Re: [PATCH v8 003/103] KVM: Refactor CPU compatibility check on module initialization

From: Sean Christopherson
Date: Mon Aug 15 2022 - 22:22:30 EST


On Fri, Aug 12, 2022, Huang, Kai wrote:
> On Thu, 2022-08-11 at 17:39 +0000, Sean Christopherson wrote:
> > I've been poking at the "hardware enable" code this week for other reasons, and
> > have come to the conclusion that the current implementation is a mess.
>
> Thanks for the lengthy reply :)
>
> First of all, to clarify, I guess by "current implementation" you mean the
> current upstream KVM code, but not this particular patch? :)

Yeah, upstream code.

> > Of course, that path is broken for other reasons too, e.g. needs to prevent CPUs
> > from going on/off-line when KVM is enabling hardware.
> > https://lore.kernel.org/all/20220216031528.92558-7-chao.gao@xxxxxxxxx
>
> If I read correctly, the problem described in above link seems only to be true
> after we move CPUHP_AP_KVM_STARTING from STARTING section to ONLINE section, but
> this hasn't been done yet in the current upstream KVM. Currently,
> CPUHP_AP_KVM_STARTING is still in STARTING section so it is guaranteed it has
> been executed before start_secondary sets itself to online cpu mask.

The lurking issue is that for_each_online_cpu() can against hotplug, i.e. every
instance of for_each_online_cpu() in KVM is buggy (at least on the x86 side, I
can't tell at a glance whether or not arm pKVM's usage is safe).

https://lore.kernel.org/all/87bl20aa72.ffs@tglx

> Btw I saw v4 of Chao's patchset was sent Feb this year. It seems that series
> indeed improved CPU compatibility check and hotplug handling. Any reason that
> series wasn't merged?

AFAIK it was just a lack of reviews/acks for the non-KVM patches.

> Also agreed that kvm_lock should be used. But I am not sure whether
> cpus_read_lock() is needed (whether CPU hotplug should be prevented). In
> current KVM, we don't do CPU compatibility check for hotplug CPU anyway, so when
> KVM does CPU compatibility check using for_each_online_cpu(), if CPU hotplug
> (hot-removal) happens, the worst case is we lose compatibility check on that
> CPU.
>
> Or perhaps I am missing something?

On a hot-add of an incompatible CPU, KVM would potentially skip the compatibility
check and try to enable hardware on an incompatible/broken CPU.

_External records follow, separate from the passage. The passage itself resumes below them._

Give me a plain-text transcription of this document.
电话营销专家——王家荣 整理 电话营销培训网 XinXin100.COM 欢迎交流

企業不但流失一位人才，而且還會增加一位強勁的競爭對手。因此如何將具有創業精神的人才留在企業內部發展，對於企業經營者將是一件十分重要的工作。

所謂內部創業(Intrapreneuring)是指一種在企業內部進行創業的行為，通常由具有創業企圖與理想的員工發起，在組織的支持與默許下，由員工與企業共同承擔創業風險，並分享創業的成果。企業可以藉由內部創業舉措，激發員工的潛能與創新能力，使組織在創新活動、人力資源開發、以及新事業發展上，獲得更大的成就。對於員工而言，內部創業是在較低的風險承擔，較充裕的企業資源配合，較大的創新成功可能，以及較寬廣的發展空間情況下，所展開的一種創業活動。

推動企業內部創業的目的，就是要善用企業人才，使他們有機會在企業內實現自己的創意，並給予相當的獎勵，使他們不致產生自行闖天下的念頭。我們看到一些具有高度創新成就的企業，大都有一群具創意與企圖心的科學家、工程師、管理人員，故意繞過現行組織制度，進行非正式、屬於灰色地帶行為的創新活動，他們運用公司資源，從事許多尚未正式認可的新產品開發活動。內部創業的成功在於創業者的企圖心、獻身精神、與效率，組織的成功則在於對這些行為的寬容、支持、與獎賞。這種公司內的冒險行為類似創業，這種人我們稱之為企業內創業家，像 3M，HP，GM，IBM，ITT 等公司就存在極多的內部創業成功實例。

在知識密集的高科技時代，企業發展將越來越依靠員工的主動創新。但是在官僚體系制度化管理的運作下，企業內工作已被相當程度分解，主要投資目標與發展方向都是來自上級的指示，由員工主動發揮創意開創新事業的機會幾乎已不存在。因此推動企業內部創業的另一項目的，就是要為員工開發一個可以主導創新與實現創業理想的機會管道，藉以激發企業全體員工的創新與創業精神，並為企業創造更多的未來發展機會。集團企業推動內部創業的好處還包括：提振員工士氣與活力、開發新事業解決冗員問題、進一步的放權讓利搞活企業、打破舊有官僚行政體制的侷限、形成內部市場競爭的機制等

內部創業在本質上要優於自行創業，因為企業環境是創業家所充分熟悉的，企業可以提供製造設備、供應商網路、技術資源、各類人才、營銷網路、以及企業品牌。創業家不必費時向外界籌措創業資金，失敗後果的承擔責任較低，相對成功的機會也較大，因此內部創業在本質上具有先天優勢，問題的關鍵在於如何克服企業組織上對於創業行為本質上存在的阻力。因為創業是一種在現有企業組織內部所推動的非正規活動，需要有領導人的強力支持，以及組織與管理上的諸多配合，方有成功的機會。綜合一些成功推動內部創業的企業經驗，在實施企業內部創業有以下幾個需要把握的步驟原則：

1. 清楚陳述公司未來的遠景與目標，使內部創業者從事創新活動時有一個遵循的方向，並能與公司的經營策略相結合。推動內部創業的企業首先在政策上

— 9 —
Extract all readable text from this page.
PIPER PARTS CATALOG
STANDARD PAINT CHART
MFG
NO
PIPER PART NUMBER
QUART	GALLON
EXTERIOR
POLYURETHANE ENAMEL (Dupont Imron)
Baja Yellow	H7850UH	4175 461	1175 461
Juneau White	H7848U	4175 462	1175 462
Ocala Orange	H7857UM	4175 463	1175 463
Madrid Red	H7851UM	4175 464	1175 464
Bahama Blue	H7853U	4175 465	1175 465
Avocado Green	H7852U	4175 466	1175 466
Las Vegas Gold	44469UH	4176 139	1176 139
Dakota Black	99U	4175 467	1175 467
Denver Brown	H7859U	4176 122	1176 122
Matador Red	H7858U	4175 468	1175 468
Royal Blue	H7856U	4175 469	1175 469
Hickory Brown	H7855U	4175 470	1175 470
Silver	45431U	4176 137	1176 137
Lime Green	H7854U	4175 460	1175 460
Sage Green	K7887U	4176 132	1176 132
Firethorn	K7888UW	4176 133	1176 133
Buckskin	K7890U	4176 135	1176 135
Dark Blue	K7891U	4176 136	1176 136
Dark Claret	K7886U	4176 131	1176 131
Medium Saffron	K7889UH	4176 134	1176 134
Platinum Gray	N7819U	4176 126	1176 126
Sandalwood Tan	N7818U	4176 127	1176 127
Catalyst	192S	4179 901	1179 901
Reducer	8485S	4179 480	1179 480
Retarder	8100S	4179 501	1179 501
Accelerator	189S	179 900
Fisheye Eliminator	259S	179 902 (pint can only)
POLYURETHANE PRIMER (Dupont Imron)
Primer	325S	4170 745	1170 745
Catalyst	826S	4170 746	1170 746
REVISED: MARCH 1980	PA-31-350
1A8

Another possible bug is the checking of hv_get_vp_assist_page(); hot-adding a
CPU that failed to allocate the VP assist page while vmx_init() is checking online
CPUs could result in a NULL pointer deref due to KVM not rejecting the CPU as it
should.

> > mutex_lock(&kvm_lock);
> > cpus_read_lock();
> > r = kvm_arch_add_vm(kvm, kvm_usage_count);
>
> Holding cpus_read_lock() here implies CPU hotplug cannot happen during
> kvm_arch_add_vm(). This needs a justification/comment to explain why.  

Oh, for sure, the above was only intended to be a rough sketch, definitely not a
formal patch.

> Also, assuming we have a justification, since (based on your description above)
> arch _may_ choose to enable hardware within it, but it is not a _must_. So
> maybe remove cpus_read_lock() here and let kvm_arch_add_vm() to decide whether
> to use it?

My thought is that it makes sense to provide a CPU hotplug friendly arch hook since
(a) all architectures except s390 (and maybe PPC) need such a hook (or more likely,
multiple hooks) and (b) cpus_read_lock() will almost never be contended.

In other words, address the problem that's easy to solve (but also easy to forget)
in generic code, but let architectures deal with the hardware enabling problem,
which is a mess to solve in generic code (unless I'm missing something).

All that said, I haven't tried compiling yet, let alone actually running anything,
so it's entirely possible my idea won't pan out.